À Saint-Louis (Haut-Rhin). m.a.r.c./Flickr, CC BY-SA

Un bâtiment peut-il produire autant d’énergie qu’il en consomme à l’échelle de l’année ? C’est ce que laisse à penser les labels, certifications, classements ou même marques déposées concernant l’efficacité énergétique du bâtiment qui n’ont cessé de se multiplier. La liste est impressionnante : BEPOS, bâtiments passifs, Zero Energy Buildings, BBC, Effinergie, Minergie, BREEAM, LEED…

C’est effectivement vrai, car il existe aujourd’hui de nouvelles solutions technologiques capables de réduire la consommation au minimum, et de compenser le reliquat par une production locale, souvent renouvelable.

Le secteur du bâtiment représente un enjeu clé dans la maîtrise des énergies. En France, il est en effet, et de loin, le premier poste de consommation d’énergie (45 %), devant les transports (33 %), l’industrie (19 %) et l’agriculture (3 %).

En tête : le chauffage, qui constitue la principale dépense énergétique (65 % de l’énergie finale consommée dans les résidences principales).

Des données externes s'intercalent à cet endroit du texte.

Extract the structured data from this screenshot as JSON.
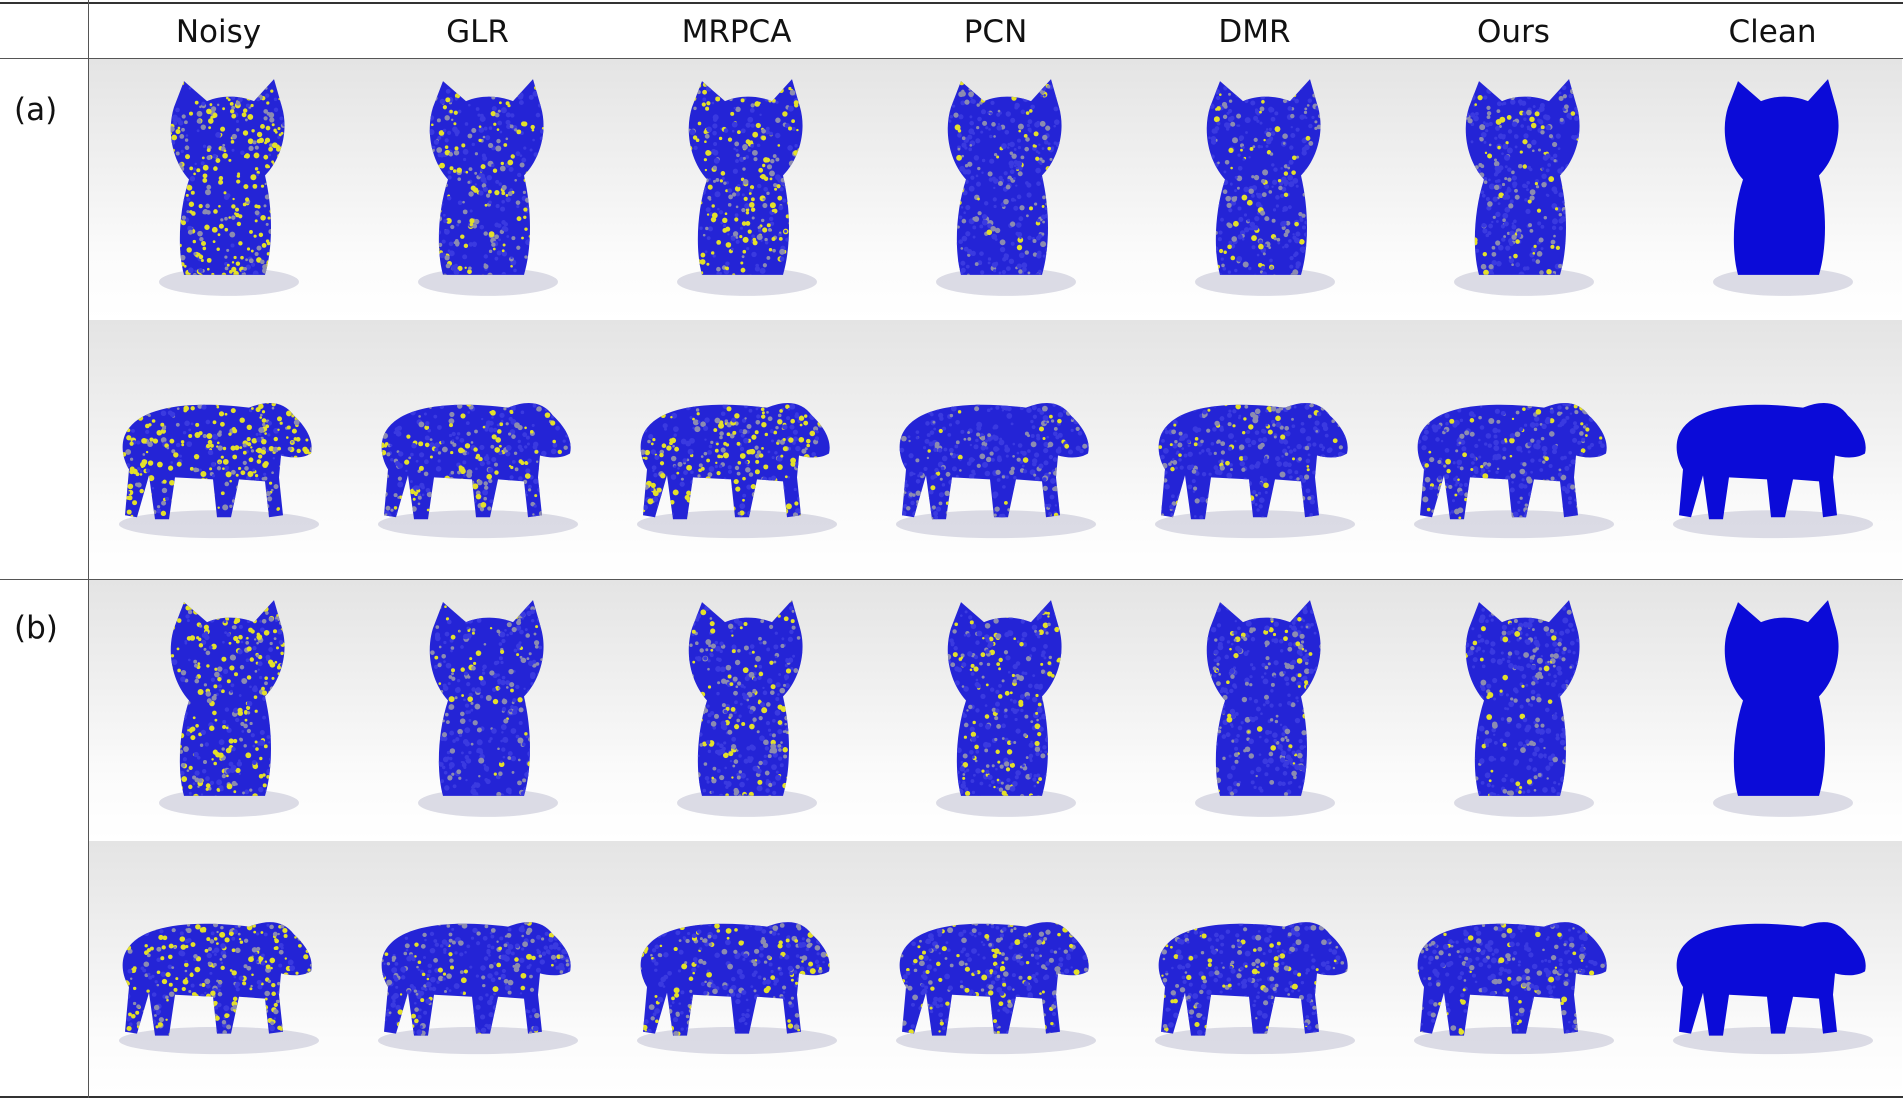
{
  "columns": [
    "Noisy",
    "GLR",
    "MRPCA",
    "PCN",
    "DMR",
    "Ours",
    "Clean"
  ],
  "groups": [
    {
      "label": "(a)",
      "rows": [
        "cat",
        "cow"
      ]
    },
    {
      "label": "(b)",
      "rows": [
        "cat",
        "cow"
      ]
    }
  ],
  "colors": {
    "accurate_point": "#2424d6",
    "mid_error_point": "#8c8cb0",
    "outlier_point": "#e3e02a",
    "clean_surface": "#0b0bd8"
  },
  "noise_level": {
    "a": {
      "Noisy": 0.55,
      "GLR": 0.28,
      "MRPCA": 0.36,
      "PCN": 0.08,
      "DMR": 0.14,
      "Ours": 0.12,
      "Clean": 0
    },
    "b": {
      "Noisy": 0.45,
      "GLR": 0.12,
      "MRPCA": 0.2,
      "PCN": 0.2,
      "DMR": 0.14,
      "Ours": 0.13,
      "Clean": 0
    }
  }
}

Les progrès réalisés ces 40 dernières années sur les isolants, les vitrages, le solaire thermique et photovoltaïque, les solutions d’éclairages sont tels que les bâtiments neufs peuvent désormais se contenter de peu d’énergie, voire devenir contributeurs. Mais cela va-t-il nous permettre d’atteindre les objectifs transcrits dans le protocole de Kyoto ? Rien n’est moins sûr.

Un effet à la marge

Imaginons que vous êtes au volant de votre voiture, roulant sur la réserve, et que vous essayez d’économiser le plus d’énergie possible pour atteindre la prochaine station-service. Pensez-vous qu’éteindre l’autoradio fera la différence ? Éteindre l’autoradio permettra d’économiser 100W sur les 60KW du moteur, soit 0,2 %. Si l’on considère que les bâtiments neufs représentent 1 % du bâti existant, et qu’ils sont en moyenne 5 fois plus sobres en énergie que les anciens, cela fait 0,2 % d’économie. Autrement dit, un effort supplémentaire sur l’efficacité énergétique des bâtiments neufs reviendrait à éteindre l’autoradio pour économiser du carburant !

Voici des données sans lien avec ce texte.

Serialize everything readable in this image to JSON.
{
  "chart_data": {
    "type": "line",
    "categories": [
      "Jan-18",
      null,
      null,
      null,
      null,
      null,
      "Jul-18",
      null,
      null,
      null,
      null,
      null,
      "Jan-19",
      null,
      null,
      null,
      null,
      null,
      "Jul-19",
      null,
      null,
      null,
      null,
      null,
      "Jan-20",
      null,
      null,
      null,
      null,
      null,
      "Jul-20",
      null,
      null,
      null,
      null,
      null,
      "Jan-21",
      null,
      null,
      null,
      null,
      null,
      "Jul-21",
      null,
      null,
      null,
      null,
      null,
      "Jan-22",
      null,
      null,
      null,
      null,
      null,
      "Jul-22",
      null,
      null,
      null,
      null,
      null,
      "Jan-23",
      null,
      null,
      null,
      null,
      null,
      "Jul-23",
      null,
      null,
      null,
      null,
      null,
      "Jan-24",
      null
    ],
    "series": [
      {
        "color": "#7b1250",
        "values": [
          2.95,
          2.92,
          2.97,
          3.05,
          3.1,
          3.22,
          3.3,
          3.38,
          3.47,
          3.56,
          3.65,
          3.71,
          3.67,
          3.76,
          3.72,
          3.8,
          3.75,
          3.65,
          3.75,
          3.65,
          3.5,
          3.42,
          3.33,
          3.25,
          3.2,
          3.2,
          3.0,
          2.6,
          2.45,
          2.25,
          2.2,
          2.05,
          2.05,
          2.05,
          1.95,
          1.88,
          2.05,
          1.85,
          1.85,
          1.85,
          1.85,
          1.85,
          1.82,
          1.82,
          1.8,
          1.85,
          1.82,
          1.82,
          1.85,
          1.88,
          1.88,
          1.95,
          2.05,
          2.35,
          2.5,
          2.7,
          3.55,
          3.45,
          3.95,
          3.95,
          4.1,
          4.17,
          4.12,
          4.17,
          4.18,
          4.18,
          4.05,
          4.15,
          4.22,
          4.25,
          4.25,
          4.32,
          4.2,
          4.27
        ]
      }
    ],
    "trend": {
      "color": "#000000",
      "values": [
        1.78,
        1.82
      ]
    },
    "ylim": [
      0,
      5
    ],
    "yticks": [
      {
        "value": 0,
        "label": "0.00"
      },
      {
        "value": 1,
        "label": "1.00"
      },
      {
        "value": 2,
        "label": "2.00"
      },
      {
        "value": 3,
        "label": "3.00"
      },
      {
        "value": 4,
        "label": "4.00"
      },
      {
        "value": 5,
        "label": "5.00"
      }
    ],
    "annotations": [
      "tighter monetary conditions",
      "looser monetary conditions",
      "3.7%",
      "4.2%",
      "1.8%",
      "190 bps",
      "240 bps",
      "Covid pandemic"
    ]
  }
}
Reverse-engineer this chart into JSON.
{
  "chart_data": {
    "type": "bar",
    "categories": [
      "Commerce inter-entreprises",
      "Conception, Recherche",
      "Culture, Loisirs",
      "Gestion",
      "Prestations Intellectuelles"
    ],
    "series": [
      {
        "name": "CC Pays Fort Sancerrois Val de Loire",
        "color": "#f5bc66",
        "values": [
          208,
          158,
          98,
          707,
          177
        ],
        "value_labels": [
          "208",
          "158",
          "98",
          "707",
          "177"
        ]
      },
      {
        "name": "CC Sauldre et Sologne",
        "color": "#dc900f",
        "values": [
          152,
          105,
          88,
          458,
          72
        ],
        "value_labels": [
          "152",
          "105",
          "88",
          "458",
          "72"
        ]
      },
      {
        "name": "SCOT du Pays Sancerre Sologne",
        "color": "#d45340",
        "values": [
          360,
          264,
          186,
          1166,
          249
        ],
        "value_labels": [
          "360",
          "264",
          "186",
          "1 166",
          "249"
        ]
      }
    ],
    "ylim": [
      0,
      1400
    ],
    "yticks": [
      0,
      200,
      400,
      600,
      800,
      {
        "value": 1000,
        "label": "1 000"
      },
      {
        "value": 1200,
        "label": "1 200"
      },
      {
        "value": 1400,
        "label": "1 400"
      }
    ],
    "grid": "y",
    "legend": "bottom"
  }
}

L’exemple est extrême, bien sûr. Cependant, en se concentrant sur la construction neuve, et sur les « smart cities », les efforts n’ont finalement qu’un effet « à la marge », oubliant que l’essentiel du gisement de consommation – donc d’efficacité énergétique – se situe dans le bâti ancien.

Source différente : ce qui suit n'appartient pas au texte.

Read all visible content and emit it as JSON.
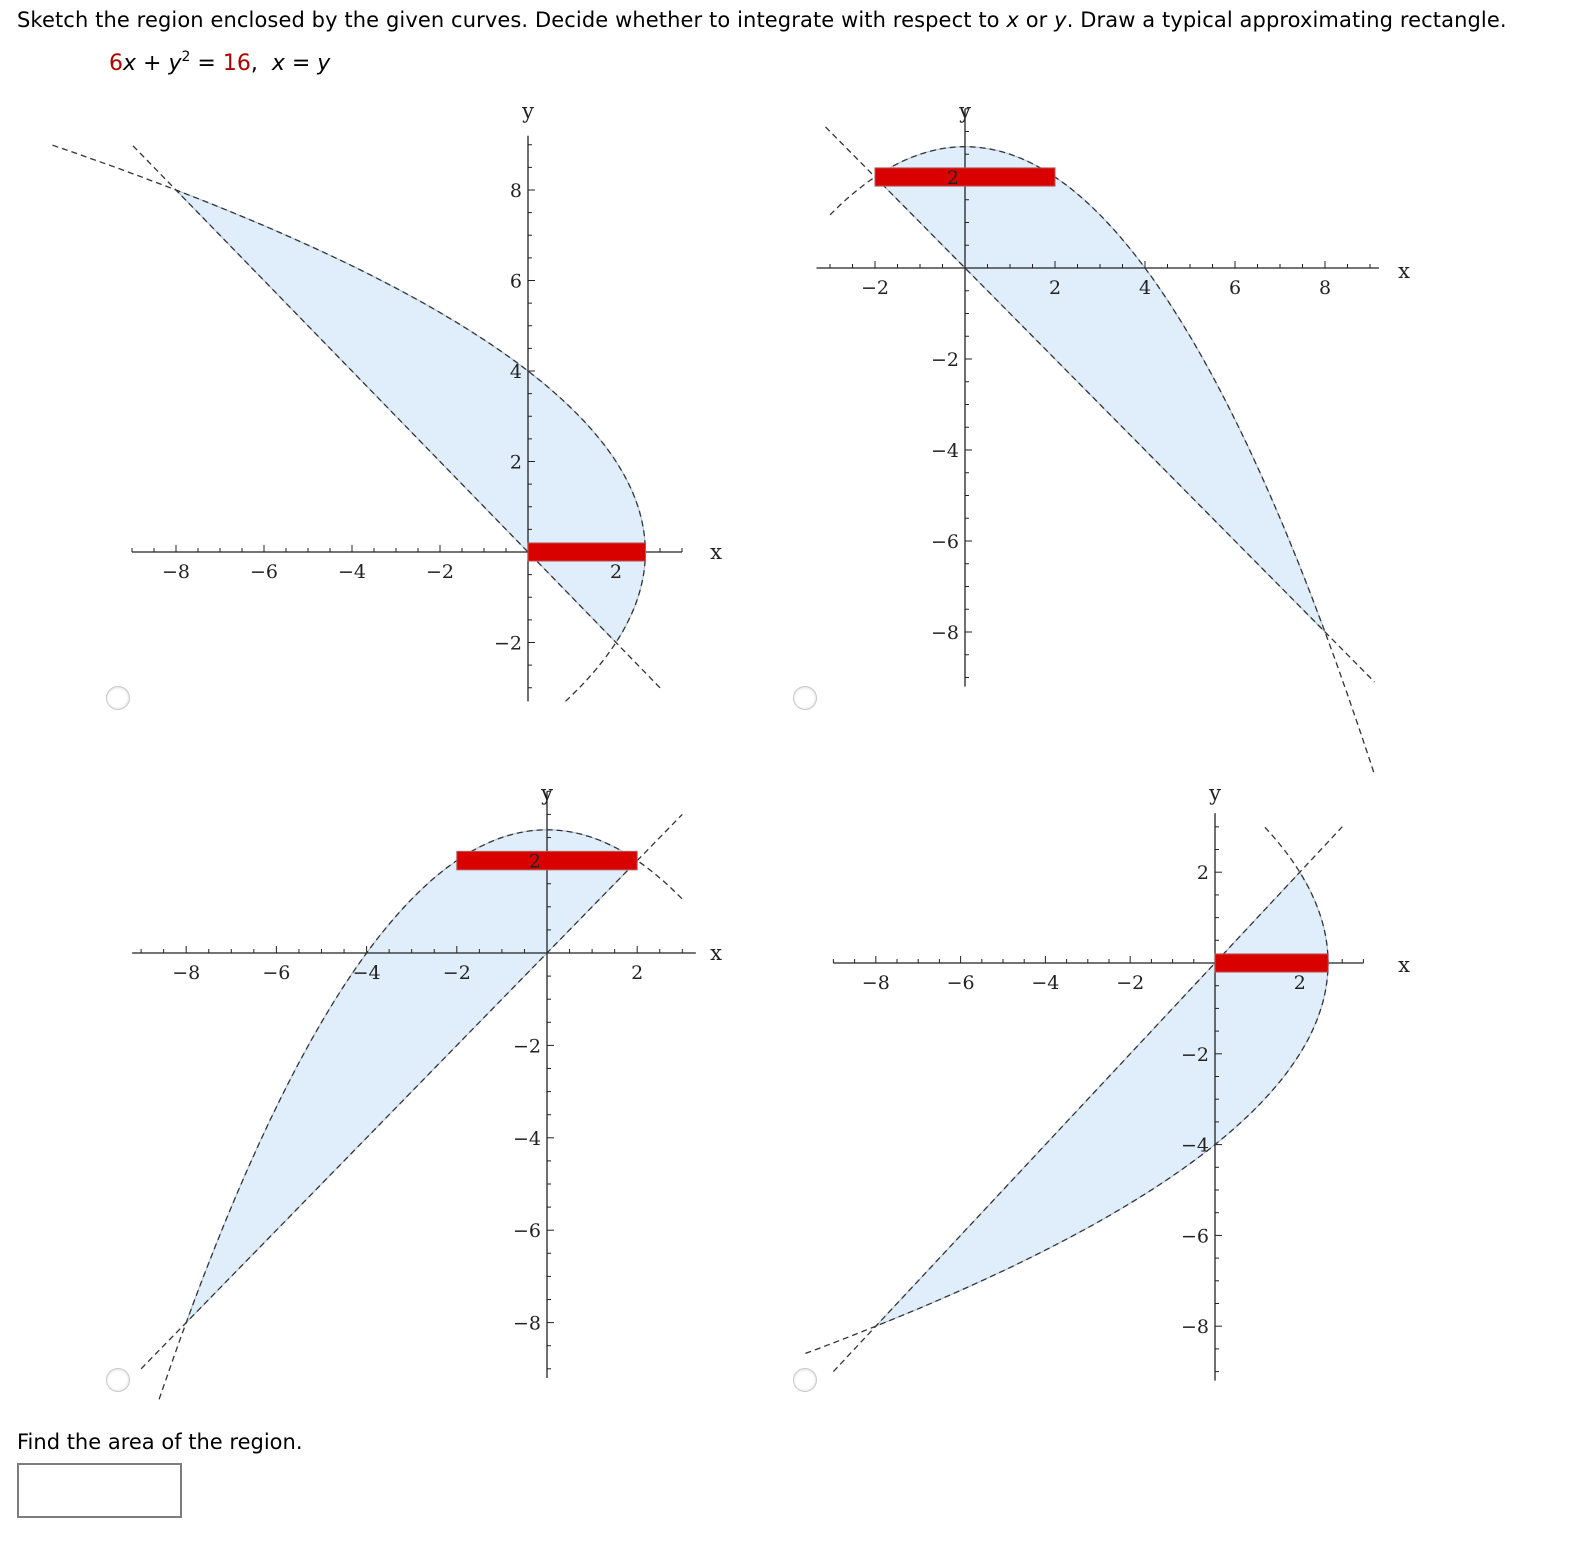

Un bâtiment ancien consomme en moyenne 240 kWh/m2, principalement pour le chauffage. Un bâtiment neuf aux normes passives consomme moins de 15. Est-il plus opportun de concentrer l’attention, et les efforts des pouvoirs publics, sur les happy few qui consomment 15 kWh/m2 ou sur la masse restante qui consomme 240 kWh/m2 voire 450 kWh/m2 ?

L’enjeu de la rénovation

La quantité d’énergie mise en jeu pour tous les bâtiments construits ces derniers siècles est telle qu’il ne serait pas raisonnable de tout détruire pour recommencer à neuf. Nous n’aurions ni le temps ni l’argent. C’est particulièrement vrai en Europe occidentale où, par tradition, les bâtiments sont essentiellement en pierre ou béton, avec une durée de vie importante, et une énergie intrinsèque parfois élevée.

Traiter l’enjeu de la rénovation du bâtiment est plus complexe que d’ajouter des contraintes ou des normes à la construction de bâtiments neufs.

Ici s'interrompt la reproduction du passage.